Мы с Золто, зевая, грелись у костра, по одному подходя проверять плетение. Оно неплохо светило — не золотом, но ярко и ровно. Однако, было совершенно неясно, собирает ли оно хоть сколько-то столь нужной нам эссенции. Процесс точно должен был идти медленнее, чем в Норах с их насыщенным ветром, но насколько медленнее?
Нам было бы достаточно даже небольшого участка слегка покрасневшей коры, чтобы срезать его, измельчить и набить получившейся трухой стручок. Ах да. Хаотичку норщики переносили в пустых стручках какой-то травы вроде гороха. Довольно остроумно — и куда дешевле, чем живое стекло.
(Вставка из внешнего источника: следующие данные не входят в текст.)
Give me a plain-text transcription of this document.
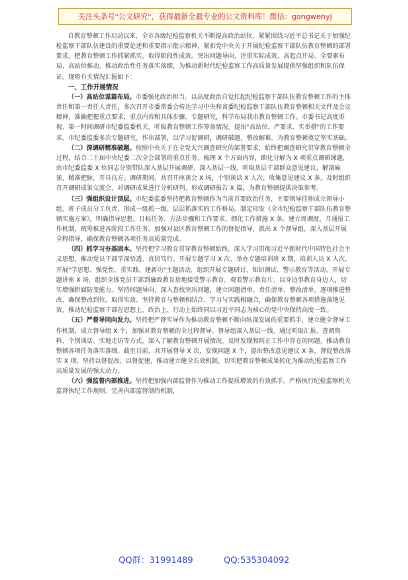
关注头条号"公文研究"，获得最新全最专业的公文资料库！微信：gongwenyj

自教育整顿工作启动以来，全市各级纪检监察机关不断提高政治站位，紧紧围绕习近平总书记关于加强纪检监察干部队伍建设的重要论述和重要指示批示精神，紧扣党中央关于开展纪检监察干部队伍教育整顿的部署要求，把教育整顿工作抓紧抓实，取得阶段性成效。突出问题导向，注重实际成效，高起点开局、全要素布局、高站位推动，推动政治性任务落实落细，为推动新时代纪检监察工作高质量发展提供坚强组织和队伍保证。现将有关情况汇报如下：

一、工作开展情况

（一）高站位谋篇布局。市委强化政治担当，以高度政治自觉扛起纪检监察干部队伍教育整顿工作的主体责任和第一责任人责任，多次召开市委常委会传达学习中央和省委纪检监察干部队伍教育整顿相关文件及会议精神，准确把握重点要求，重点内容和具体步骤，专题研究，科学布局我市教育整顿工作。市委书记高度重视，第一时间调研市纪委监委机关，听取教育整顿工作筹备情况，提出"高站位、严要求、实举措"的工作要求。市纪委监委多次专题研究，作出部署，以学习促调研，调研破题，整改解难，为教育整顿奠定坚实基础。

（二）深调研精准破题。按照中央关于在全党大兴调查研究的部署要求，始终把调查研究贯穿教育整顿全过程，结合二十届中央纪委二次全会部署的重点任务，梳理 X 个方面内容，细化分解为 X 项重点调研课题，由市纪委监委 X 位同志分别带队深入基层开展调研，深入基层一线，听取基层干部群众意见建议，解剖麻雀，精准把脉，开具良方。调研期间，共召开座谈会 X 场，个别谈话 X 人次，收集意见建议 X 条。及时组织召开调研成果交流会，对调研成果进行分析研判，形成调研报告 X 篇，为教育整顿提供决策参考。

（三）强组织设计顶层。市纪委监委坚持把教育整顿作为当前首要政治任务，主要领导挂帅成立领导小组，班子成员分工负责，形成一级抓一级、层层抓落实的工作格局。制定印发《全市纪检监察干部队伍教育整顿实施方案》，明确指导思想、目标任务、方法步骤和工作要求，细化工作措施 X 条。建立周调度、月通报工作机制，统筹推进各阶段工作任务。加强对县区教育整顿工作的督促指导，派出 X 个督导组，深入基层开展全程指导，确保教育整顿各项任务高质量完成。

（四）抓学习夯基固本。坚持把学习教育贯穿教育整顿始终，深入学习贯彻习近平新时代中国特色社会主义思想，推动党员干部学深悟透、真信笃行。开展专题学习 X 次，举办专题培训班 X 期，培训人员 X 人次。开展"学思想、强党性、重实践、建新功"主题活动，组织开展专题研讨、知识测试、警示教育等活动。开展专题讲座 X 场，组织全体党员干部到廉政教育基地接受警示教育，观看警示教育片，以身边事教育身边人，切实增强拒腐防变能力。坚持问题导向，深入查找突出问题，建立问题清单、责任清单、整改清单，逐项推进整改，确保整改到位、取得实效。坚持教育与整顿相结合、学习与实践相融合，确保教育整顿各项措施落地见效，推动纪检监察干部在思想上、政治上、行动上始终同以习近平同志为核心的党中央保持高度一致。

（五）严督导同向发力。坚持把严督实导作为推动教育整顿不断向纵深发展的重要抓手，建立健全督导工作机制，成立督导组 X 个，加强对教育整顿的全过程督导。督导组深入基层一线，通过听取汇报、查阅资料、个别谈话、实地走访等方式，深入了解教育整顿开展情况，及时发现和纠正工作中存在的问题，推动教育整顿各项任务落实落细。截至目前，共开展督导 X 次，发现问题 X 个，提出整改意见建议 X 条，督促整改落实 X 项。坚持以督促改、以督促建，推动建立健全长效机制，切实把教育整顿成果转化为推动纪检监察工作高质量发展的强大动力。

（六）强监督内部推进。坚持把加强内部监督作为推动工作提质增效的有效抓手，严格执行纪检监察机关监督执纪工作规则，完善内部监督制约机制，

QQ群：31991489	QQ:535304092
Заморозки не наступили — вместо этого поднялся холодный, пронизывающий ветер. Даже сидя у костра, мы замерзали, и потому периодически и я, и Золто делали гимнастические упражнения, чтобы разогнать кровь. Я, честно говоря, полагал, что достаточно просто сидеть у костра, завернувшись в шкуры, но ведьмачий сын был твёрдо уверен, что двигаться необходимо. Поэтому я был уже трижды удостоин чести лицезреть особый тайный ведьмачий комплекс боевых приёмов. Он не произвёл на меня большого впечатления: прыжки, пинки, махание кулаками и утробное ухание. Золто увидел танец «фарукка», фехтование веткой и практику «внутренний жар», выученный мной у того же мастера Анекара. Впрочем, большого внутреннего жара я не добился — а говорят, настоящие Белые могут прогуливаться по ледяным вершинам гор, одетые лишь в сандалии и тунику.
Якшар уже села, небо затянуло облаками, и темень была непроглядная. Стоило отойти от костра на пять алдов, и я уже не видел собственных рук. Однако, эта темнота ощущалась иначе, чем темнота Нор — она была свежей, спокойной и уютной. Полагаю, если так пойдёт дело, я буду отлично разбираться в видах темноты к моменту моего возвращения. Темнота густая, темнота просторная, темнота душная, темнота прозрачная, темнота опасная, темнота уютная. Какая ещё бывает темнота?
На голову мне что-то капнуло. Потом на плечо.
— Дождь начинается.
Золто посулил дождю вечного штиля, что прозвучало сейчас даже забавно. Действительно, накрапывало.
— Сейчас плетение, небось, вымокнет и ничего не соберём, — расстроенно протянул Золто.
— Великая эссенция не смешивается с водой, — пояснил я. — Она вроде масла. Выступит снаружи, даже удобнее будет.
— Может, уже проступила? — Золто, укрываясь шкурой, побежал к печати. — Неа, ничего. Когда она уже соберёт хаотичку-то?
— Я полагаю, что к утру, — пришлось признаться.
— К утру? — Золто присвистнул. — А много ли будет?
— Ну, стручок заполним, наверное.
— А что медленно-то так?
— А ты знаешь, какого размера Великая Печать в моём домене? — я начал раздражаться. — Двести алдов высотой. Пять тысяч квадратов, и её создавали лучшие начертатели Ван-Елдэра. И мы получаем с неё всего-то десять данхов хаотички в сутки.
— Чего? — Золто был ошарашен. — Десять данхов? Да вся Вохотма столько не стоит, наверное.
— Ну, в наших краях великая эссенция подешевле стоит, полагаю, чем у вас, — я пожал плечами. — А Айнхейн, как я уже говорил тебе, самый богатый род Ван-Елдэра, а, возможно, и всего мира. Но у нас и расходы большие, так что всё правильно.